A policeman travelling 60 km/h spots a speeder ahead , so he accelerates his vehicle at a steady rate of 2.22 m/s^2 for 4.00 s, at which time he catches up with the speeder.
a) How fast was the policeman travelling in m/s?
b) How fast is the police car travelling after 4.00 s? Give answer in both m/s and km/h?
c) If the speeder has a constant velocity, sketch the motion of both the speeder and police car on a speed vs. time graph?
a. Vo=60km/h = 60,000m/3600s=16.67m/s.
b. V=Vo + at = 16.67 + 2.22*4 =25.55m/s.
V = 0.02555km/s * 3600s/h = 92 km/h.
To solve this problem, we can use the equations of motion:
a) To find the speed of the policeman in m/s, we need to convert 60 km/h to m/s. We know that 1 km/h is equal to 0.2778 m/s. Therefore,
Speed of the policeman = 60 km/h * 0.2778 m/s = 16.668 m/s
b) To find the speed of the police car after 4.00 s, we can use the equation:
v = u + at
Where:
v = final velocity
u = initial velocity
a = acceleration
t = time
Initial velocity (u) of the police car is 16.668 m/s (as calculated in part a), acceleration (a) is 2.22 m/s^2, and time (t) is 4.00 s. Plugging in these values into the equation:
v = 16.668 m/s + (2.22 m/s^2 * 4.00 s)
v = 16.668 m/s + 8.88 m/s
v = 25.548 m/s
To convert the final velocity from m/s to km/h:
Final velocity (km/h) = v * (3600 / 1000) = 25.548 m/s * 3.6 = 91.9728 km/h
Therefore, the speed of the police car after 4.00 s is approximately 25.548 m/s or 91.9728 km/h.
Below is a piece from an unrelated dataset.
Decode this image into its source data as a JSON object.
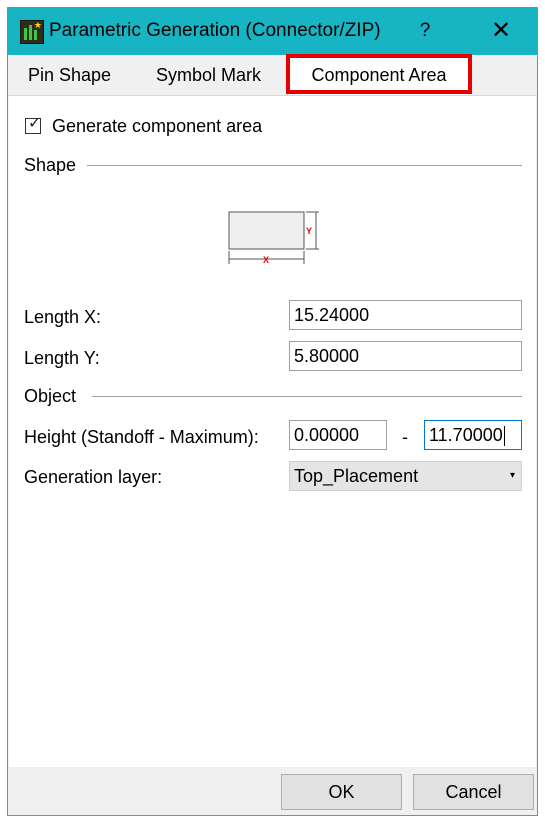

c) Since the speeder has a constant velocity, the speed vs. time graph for the speeder will be a horizontal straight line because the speed remains constant over time.
On the other hand, the police car is accelerating at a steady rate, so the speed vs. time graph for the police car will be an upward sloping straight line indicating an increase in speed over time.
To answer these questions, we need to use the kinematic equations of motion.
a) To find how fast the policeman was traveling in m/s, we need to calculate his final velocity using the equation:
vf = vi + at
Where:
- vf is the final velocity,
- vi is the initial velocity,
- a is the acceleration, and
- t is the time.
In this case, the initial velocity (vi) is 60 km/h, which needs to be converted to m/s. We know that 1 km/h is equivalent to 0.2778 m/s. Therefore, 60 km/h would be 16.67 m/s.
Plugging these values into the equation:
vf = 16.67 m/s + (2.22 m/s^2)(4.00 s)
vf = 16.67 m/s + 8.88 m/s
vf = 25.55 m/s
Therefore, the policeman was traveling at 25.55 m/s.
b) To find the final velocity of the police car after 4.00 s, we can use the same equation:
vf = vi + at
In this case, the initial velocity (vi) is 0 m/s (since the car was initially stationary), and the acceleration (a) is still 2.22 m/s^2. Plugging in the values:
vf = 0 m/s + (2.22 m/s^2)(4.00 s)
vf = 0 m/s + 8.88 m/s
vf = 8.88 m/s
To convert this velocity from m/s to km/h, we multiply by 3.6 (because 1 m/s is equivalent to 3.6 km/h):
vf = 8.88 m/s * 3.6 km/h
vf = 31.96 km/h
Therefore, the police car is traveling at 8.88 m/s or 31.96 km/h after 4.00 s.
c) Since the speeder has a constant velocity, their speed vs. time graph would be a straight horizontal line, indicating constant speed. The police car's speed vs. time graph would start at 0 m/s and increase linearly with time at a slope corresponding to the rate of acceleration (2.22 m/s^2). After 4.00 s, the police car's speed would intersect with the speed of the speeder and maintain the same constant speed as the speeder.